Arthur Bispo do Rosário: Alvo.
 
- Abre a janela, mãe. Eu quero ver se já é amanhã.

Tempo

- Assim não dá! Quando é que vocês vão aprender a catar os brinquedos espalhados?
- Hum... Pode ser ontem, mamãe?

terça-feira, 20 de setembro de 2011

Namorar

- Você está tão bonito, meu filho! Já tem namorada na escola?
- Sim, o Pedro Henrique!

Soldadinho maneiro

Miniatura através do vidro. Munich, 2006. Foto: Andréia Delmaschio.

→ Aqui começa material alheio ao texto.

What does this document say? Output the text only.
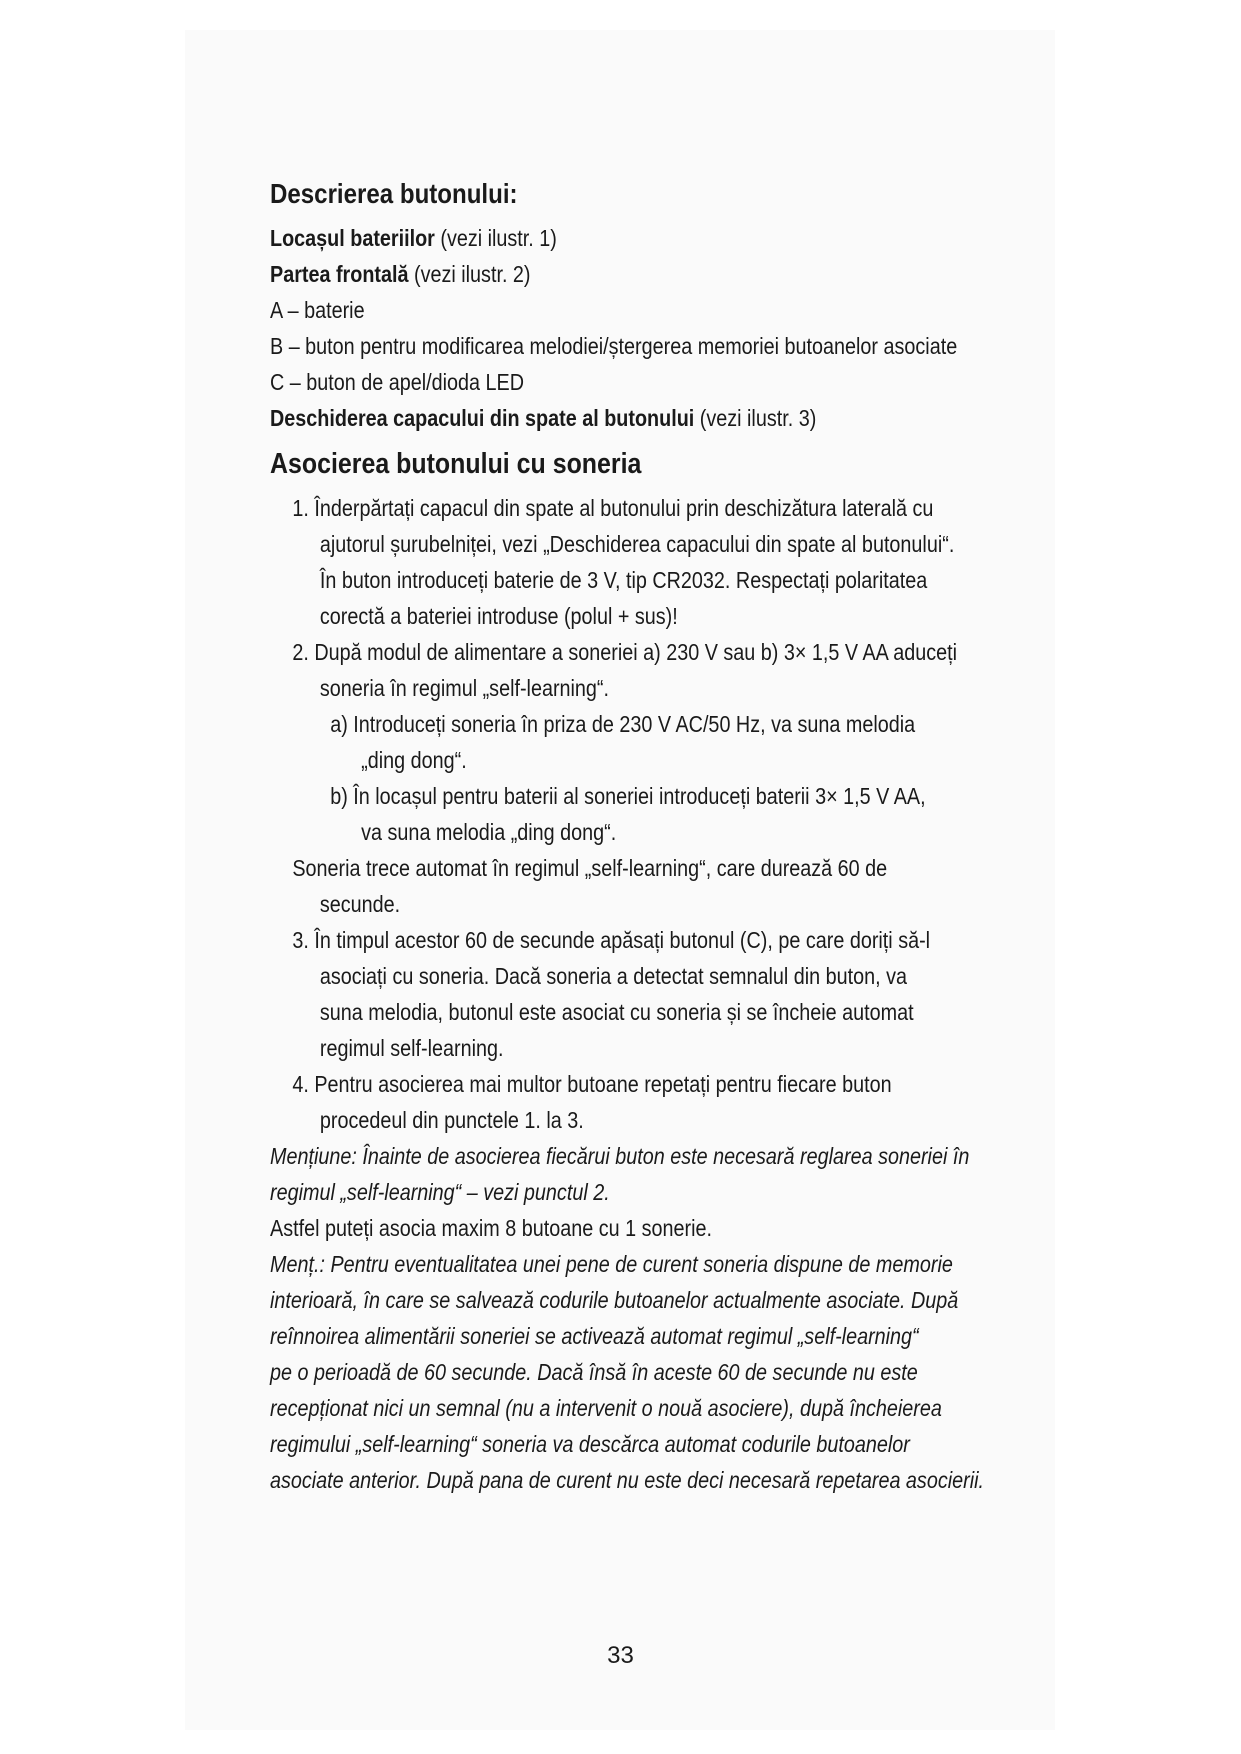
Descrierea butonului:

Locașul bateriilor (vezi ilustr. 1)

Partea frontală (vezi ilustr. 2)

A – baterie

B – buton pentru modificarea melodiei/ștergerea memoriei butoanelor asociate

C – buton de apel/dioda LED

Deschiderea capacului din spate al butonului (vezi ilustr. 3)

Asocierea butonului cu soneria

1. Înderpărtați capacul din spate al butonului prin deschizătura laterală cu

ajutorul șurubelniței, vezi „Deschiderea capacului din spate al butonului“.

În buton introduceți baterie de 3 V, tip CR2032. Respectați polaritatea

corectă a bateriei introduse (polul + sus)!

2. După modul de alimentare a soneriei a) 230 V sau b) 3× 1,5 V AA aduceți

soneria în regimul „self-learning“.

a) Introduceți soneria în priza de 230 V AC/50 Hz, va suna melodia

„ding dong“.

b) În locașul pentru baterii al soneriei introduceți baterii 3× 1,5 V AA,

va suna melodia „ding dong“.

Soneria trece automat în regimul „self-learning“, care durează 60 de

secunde.

3. În timpul acestor 60 de secunde apăsați butonul (C), pe care doriți să-l

asociați cu soneria. Dacă soneria a detectat semnalul din buton, va

suna melodia, butonul este asociat cu soneria și se încheie automat

regimul self-learning.

4. Pentru asocierea mai multor butoane repetați pentru fiecare buton

procedeul din punctele 1. la 3.

Mențiune: Înainte de asocierea fiecărui buton este necesară reglarea soneriei în

regimul „self-learning“ – vezi punctul 2.

Astfel puteți asocia maxim 8 butoane cu 1 sonerie.

Menț.: Pentru eventualitatea unei pene de curent soneria dispune de memorie

interioară, în care se salvează codurile butoanelor actualmente asociate. După

reînnoirea alimentării soneriei se activează automat regimul „self-learning“

pe o perioadă de 60 secunde. Dacă însă în aceste 60 de secunde nu este

recepționat nici un semnal (nu a intervenit o nouă asociere), după încheierea

regimului „self-learning“ soneria va descărca automat codurile butoanelor

asociate anterior. După pana de curent nu este deci necesară repetarea asocierii.

33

- Esse soldadinho novo é maneiro!
- Maneiro? E por que ele é maneiro?
- Porque ele faz uma coisa com as mãos.

domingo, 18 de setembro de 2011

Obedientes

Kate Macdowell: Escultura em cerâmica.

- Mãe, olha só o que nós achamos na geladeira!
- Ai, os ovos! Cuidado! Segurem firme pra não cair...
Flora, com firmeza: plof.
Francisco, muito firme: plof plof.

quinta-feira, 15 de setembro de 2011

Brincar de mar



- Mãe, vamos brincar de mar?
- Vamos.
- Eu sou o golfinho, tá?
- Tá bom. E eu?
- Você é o golfão!

Mãe

Gustav Klimt: Mãe e filho.


- Mãe, por que você é tão minha?

quarta-feira, 14 de setembro de 2011

Noite de lua


Noite de lua. Estranhos efeitos de luz e sombra. As nuvens semelham peças de um quebra-cabeças...
- Mãe, vem cá ver! A lua está desmontando o céu!

segunda-feira, 12 de setembro de 2011

A nova Barb(ar)ie

Que brancor no abre e fecha sensual dessa Nossa Senhora Asséptica! Com ela eu saio e traio a televisão, rainha minha e de vocês.
(Belchior. Balada da madame Frigidaire)


A mais civilizada tem
cílios postiços,
nariz lapidado,
lábios de botox
e seios de silicone -
tudo em apenas um exemplar.

Faz escova progressiva
e usa mega hair.

Uma costela foi retirada,
os quadris lipoaspirados,
a cintura lipoesculturada
e as pernas dermolipectomizadas.

A bunda é de silicone
e as unhas de porcelana.

Desaconselha-se morder ou sugar,
apertar ou puxar os cabelos com força.

domingo, 11 de setembro de 2011

J. Quiroga

J. Quiroga veio pedalando desde o centro da cidade e me trouxe um pão integral. Em plena terça-feira recebi o meu pão, fresco e crocante, por um dia inteiro fermentado em iogurte. J. Quiroga teima em não colaborar com a destruição deste mundo. O pão era uma encomenda que fiz da sua deliciosa culinária, e comentei que não valia a pena trazer um pão, apenas, do centro a bento ferreira - que esperasse uma ampliação da demanda. Do outro lado da linha J. Quiroga não riu, mas viria de bicicleta - argumentou -, portanto não gastaria gasolina. Aliás, J. Quiroga não pretende ter um automóvel e, ao final, também não quis receber pelo pão, revolvendo assim, completamente, a relação de utilidade e a única lógica que conhecemos - a do lucro. J. Quiroga mora ao lado da gruta da onça, fuma cigarros feitos à mão e cultiva, nos muros, as mudas das delicadas avencas. Cultiva-as involuntariamente. É possível mesmo que sejam elas a lhe fazer o cultivo... A casa de J. Quiroga é habitada por crianças sérias e elfos brincalhões. Tudo é tão integral em J. Quiroga.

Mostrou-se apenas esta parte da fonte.